どちらかというとこれは、気持ちの問題なのよ……。まあいいや。これ以上駄々をこねても子供っぽいし。
それよりこいつは、いつまであたしに構う気だ。
「それで、あなたは落し物を役場に届けなくていいのかしら?」
あたしは横目でジロリと睨みつける。と、思い出したように「そうだった」と彼はズボンのポケットから何かを取り出した。
「これお嬢ちゃんのだろ?」
とあたしの目の前に差し出したのは、ぐるっと輪っかになった薄い金に、赤い宝玉が一つ当てこまれている指輪だった。
「それ!」
あたしは慌てて自分の首元を確認してそれがないことを確認する。
うっそ、いつ落としたんだろう。気づかなかったなど恥以外のなんでもないぞ……。
「大事なやつなの……あ、ありがとう」
気まずげにあたしがお礼を言うと、安心したのかレオンは朗らかに笑う。
「やっぱりお嬢ちゃんのだったか。すぐに気づいて良かった。でないと、追いつけなかっただろうし」
彼の言葉を聞き流しながら、指輪をかけていた紐を確認して、あたしは首後ろで固く紐を結びなおす。胸元で指輪がキラリと煌めいた。

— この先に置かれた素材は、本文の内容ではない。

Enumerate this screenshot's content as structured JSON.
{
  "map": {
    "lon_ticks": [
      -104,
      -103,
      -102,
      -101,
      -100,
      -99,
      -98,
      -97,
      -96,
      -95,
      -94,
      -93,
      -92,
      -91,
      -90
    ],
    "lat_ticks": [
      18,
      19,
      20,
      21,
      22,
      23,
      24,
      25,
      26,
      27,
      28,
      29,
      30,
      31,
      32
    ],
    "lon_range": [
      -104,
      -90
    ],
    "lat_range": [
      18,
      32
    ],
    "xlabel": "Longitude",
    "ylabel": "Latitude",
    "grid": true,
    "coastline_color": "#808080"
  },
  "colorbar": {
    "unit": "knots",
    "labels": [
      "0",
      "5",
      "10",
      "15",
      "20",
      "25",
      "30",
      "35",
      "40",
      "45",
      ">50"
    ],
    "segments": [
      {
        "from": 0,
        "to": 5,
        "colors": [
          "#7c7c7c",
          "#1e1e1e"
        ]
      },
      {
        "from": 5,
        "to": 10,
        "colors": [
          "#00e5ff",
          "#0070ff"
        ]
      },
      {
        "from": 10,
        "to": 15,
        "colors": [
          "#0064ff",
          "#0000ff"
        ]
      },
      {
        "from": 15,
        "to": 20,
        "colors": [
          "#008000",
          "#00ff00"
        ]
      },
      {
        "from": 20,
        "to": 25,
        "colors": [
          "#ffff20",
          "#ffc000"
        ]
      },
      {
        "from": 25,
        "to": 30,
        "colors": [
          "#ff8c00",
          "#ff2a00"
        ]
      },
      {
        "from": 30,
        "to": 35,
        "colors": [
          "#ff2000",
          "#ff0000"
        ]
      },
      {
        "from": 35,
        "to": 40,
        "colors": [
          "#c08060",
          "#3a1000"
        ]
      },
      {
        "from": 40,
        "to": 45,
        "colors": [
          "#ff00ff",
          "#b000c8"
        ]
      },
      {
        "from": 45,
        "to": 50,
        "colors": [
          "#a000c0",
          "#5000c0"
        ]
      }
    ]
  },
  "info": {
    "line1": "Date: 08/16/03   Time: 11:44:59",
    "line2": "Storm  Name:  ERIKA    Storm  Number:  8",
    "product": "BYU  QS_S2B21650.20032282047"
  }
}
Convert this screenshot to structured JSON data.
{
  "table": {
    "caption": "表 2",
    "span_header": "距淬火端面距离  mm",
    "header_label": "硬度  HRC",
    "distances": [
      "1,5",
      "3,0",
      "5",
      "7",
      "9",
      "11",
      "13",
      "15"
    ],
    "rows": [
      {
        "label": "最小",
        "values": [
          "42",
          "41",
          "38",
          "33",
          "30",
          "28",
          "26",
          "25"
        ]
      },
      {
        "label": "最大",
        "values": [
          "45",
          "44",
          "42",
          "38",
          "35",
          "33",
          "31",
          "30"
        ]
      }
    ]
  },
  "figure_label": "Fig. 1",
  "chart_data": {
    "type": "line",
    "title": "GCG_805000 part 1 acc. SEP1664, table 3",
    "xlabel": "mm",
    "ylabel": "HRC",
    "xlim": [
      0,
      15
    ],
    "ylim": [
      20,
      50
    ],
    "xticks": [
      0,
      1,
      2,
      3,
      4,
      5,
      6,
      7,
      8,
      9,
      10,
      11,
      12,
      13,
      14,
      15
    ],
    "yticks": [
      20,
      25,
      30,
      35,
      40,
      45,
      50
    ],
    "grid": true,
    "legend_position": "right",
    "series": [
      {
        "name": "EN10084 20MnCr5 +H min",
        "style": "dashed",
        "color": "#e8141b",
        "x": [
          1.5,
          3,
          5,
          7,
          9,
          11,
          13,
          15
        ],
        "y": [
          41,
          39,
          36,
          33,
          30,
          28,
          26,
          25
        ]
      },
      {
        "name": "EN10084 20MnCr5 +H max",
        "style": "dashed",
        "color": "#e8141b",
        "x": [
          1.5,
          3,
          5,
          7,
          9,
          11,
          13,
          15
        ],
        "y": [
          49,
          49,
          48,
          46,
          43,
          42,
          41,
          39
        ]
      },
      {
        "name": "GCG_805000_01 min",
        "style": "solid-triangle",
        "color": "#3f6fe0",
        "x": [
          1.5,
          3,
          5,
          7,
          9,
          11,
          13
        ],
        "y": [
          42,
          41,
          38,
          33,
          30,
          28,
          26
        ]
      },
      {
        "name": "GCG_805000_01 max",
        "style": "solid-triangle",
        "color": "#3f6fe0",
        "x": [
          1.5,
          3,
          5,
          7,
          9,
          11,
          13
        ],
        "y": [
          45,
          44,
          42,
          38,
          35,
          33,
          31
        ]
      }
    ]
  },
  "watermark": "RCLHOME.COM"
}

大事なものなら首に下げず、指にはめないのか――とか聞かれそうだが、この指輪、実は輪っかが小さい。それこそ入るのは、小さい子供の指くらいだと思うのだ。なので、こうして紐を通して首から下げ、肌身離さず持ち歩いている。
あたしは小さくため息をつくと、彼に一つ提案をした。
「もしよかったらお礼に コーヒーの一杯でも奢るけど、どう?」
彼は少し考えて、
「そういえばそろそろ昼か。旅立って間もない子にたかるのも悪いし、今日はオレが餞別がわりにお昼を奢ってやるよ」
と言ってくれる。
あら。意外な展開。
「あたし結構食べるけど、懐大丈夫?」
彼は冗談だと思ったのか「へーきへーき」と軽くそれを受け流す。
冗談ではなく真面目にそう聞いたのだが、まあ奢ってくれるというならありがたくご馳走になろうではないか。
彼の申し出を承諾すると、彼が先ほど近くで見たお店に行こうと言うので、あたしたちはそのお店を目指して移動を始めたのだった。